Mastodawn

Thomas H. Ptacek Feb 2, 2023

I wrote a thing. https://fly.io/blog/carving-the-scheduler-out-of-our-orchestrator/

Carving The Scheduler Out Of Our Orchestrator

A deep dive into container scheduling and Flyd, our new orchestrator.

Fly

Show thread

Thomas H. Ptacek Feb 2, 2023

Like, the interesting story for me here is path dependence.

I don’t think we set out to write a bidding schedule design so much as we set out not to have dependencies on Raft consensus (run a single global high-volume Raft cluster some time and see how you end up feeling about distributed consensus).

Like, the inception of `flyd` was literally: “pull the driver code out of Nomad, and make it not depend on Raft”.

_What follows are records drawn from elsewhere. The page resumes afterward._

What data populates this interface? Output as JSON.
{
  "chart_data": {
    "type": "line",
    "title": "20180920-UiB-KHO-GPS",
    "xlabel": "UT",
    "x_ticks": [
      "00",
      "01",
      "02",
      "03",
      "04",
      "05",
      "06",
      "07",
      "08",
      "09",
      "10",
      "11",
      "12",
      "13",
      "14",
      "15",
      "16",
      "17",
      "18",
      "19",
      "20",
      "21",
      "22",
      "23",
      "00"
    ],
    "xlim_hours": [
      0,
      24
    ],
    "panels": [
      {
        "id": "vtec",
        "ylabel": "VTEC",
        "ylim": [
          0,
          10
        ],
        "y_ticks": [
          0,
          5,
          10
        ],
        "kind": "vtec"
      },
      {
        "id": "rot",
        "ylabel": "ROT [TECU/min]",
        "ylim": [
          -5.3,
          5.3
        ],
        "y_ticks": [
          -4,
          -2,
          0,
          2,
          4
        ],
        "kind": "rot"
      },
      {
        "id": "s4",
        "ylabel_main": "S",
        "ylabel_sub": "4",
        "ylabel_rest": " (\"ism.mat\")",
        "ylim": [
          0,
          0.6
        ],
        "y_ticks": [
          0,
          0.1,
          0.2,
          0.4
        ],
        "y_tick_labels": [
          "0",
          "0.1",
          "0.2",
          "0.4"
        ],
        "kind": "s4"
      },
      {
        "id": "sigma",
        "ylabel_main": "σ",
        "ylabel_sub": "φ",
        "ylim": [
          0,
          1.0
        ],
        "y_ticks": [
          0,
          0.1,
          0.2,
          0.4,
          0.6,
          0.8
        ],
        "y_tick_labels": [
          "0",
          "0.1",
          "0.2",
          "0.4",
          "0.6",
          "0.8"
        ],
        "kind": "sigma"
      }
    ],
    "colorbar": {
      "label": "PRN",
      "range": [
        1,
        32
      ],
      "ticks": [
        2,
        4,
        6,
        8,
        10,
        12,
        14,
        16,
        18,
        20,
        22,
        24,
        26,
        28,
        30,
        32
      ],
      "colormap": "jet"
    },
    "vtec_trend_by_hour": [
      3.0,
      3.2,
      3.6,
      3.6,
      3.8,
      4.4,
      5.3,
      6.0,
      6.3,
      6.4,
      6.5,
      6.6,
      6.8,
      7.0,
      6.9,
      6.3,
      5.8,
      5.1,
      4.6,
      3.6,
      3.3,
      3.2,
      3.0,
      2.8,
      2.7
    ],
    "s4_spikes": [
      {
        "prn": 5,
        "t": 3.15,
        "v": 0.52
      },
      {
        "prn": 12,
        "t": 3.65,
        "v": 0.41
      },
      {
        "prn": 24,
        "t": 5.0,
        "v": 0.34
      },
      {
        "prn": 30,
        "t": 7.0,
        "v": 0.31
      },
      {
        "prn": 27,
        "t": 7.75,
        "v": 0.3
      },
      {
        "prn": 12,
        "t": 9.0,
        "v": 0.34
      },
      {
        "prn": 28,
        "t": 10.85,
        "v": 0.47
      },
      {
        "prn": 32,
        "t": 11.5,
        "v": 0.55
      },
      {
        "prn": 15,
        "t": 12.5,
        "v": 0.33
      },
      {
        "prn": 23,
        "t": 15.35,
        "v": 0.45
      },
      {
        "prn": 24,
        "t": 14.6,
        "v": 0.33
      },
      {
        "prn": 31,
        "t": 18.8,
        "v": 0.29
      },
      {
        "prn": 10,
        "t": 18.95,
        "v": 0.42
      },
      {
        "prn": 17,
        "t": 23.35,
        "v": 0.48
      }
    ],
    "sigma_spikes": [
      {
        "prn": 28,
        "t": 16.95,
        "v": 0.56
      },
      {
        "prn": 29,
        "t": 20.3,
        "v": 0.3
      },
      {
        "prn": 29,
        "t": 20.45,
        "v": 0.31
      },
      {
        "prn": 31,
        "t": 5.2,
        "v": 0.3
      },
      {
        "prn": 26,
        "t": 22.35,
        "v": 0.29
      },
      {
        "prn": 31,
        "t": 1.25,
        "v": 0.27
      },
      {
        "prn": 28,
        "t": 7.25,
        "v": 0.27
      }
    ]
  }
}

But once you do that, you can’t easily do a central planning scheduler anymore. You become Orchestration Milton Friedman. A totally different tech tree.

Show thread

Nat Bennett Feb 2, 2023

@tqbf This is fascinating!

Cloud Foundry had a similar journey in its orchestration system

It started with a very fancy pub/sub based system without a central orchestration node. This was hard to debug, fragile, etc.

Then rewrote it with an auction-based central co-ordinator in Go, call Diego, that used etcd and consul for state.

Then, finally, migrated from etcd and consul to SQL because GOOD LORD those things were a pain to run.

Show thread

Nat Bennett

@tqbf The SQL, I should note, still has a consensus algorithm for most production deployments, since by default it uses Galera.

A very carefully managed, hardened Galera that is not allowed to get up to any SHIT.

And getting it there took years and many painful outages and data loss incidents.

But, Cloud Foundry is designed to run workloads in data centers that can't access the internet so it's gotta bring and manage its own SQL DB.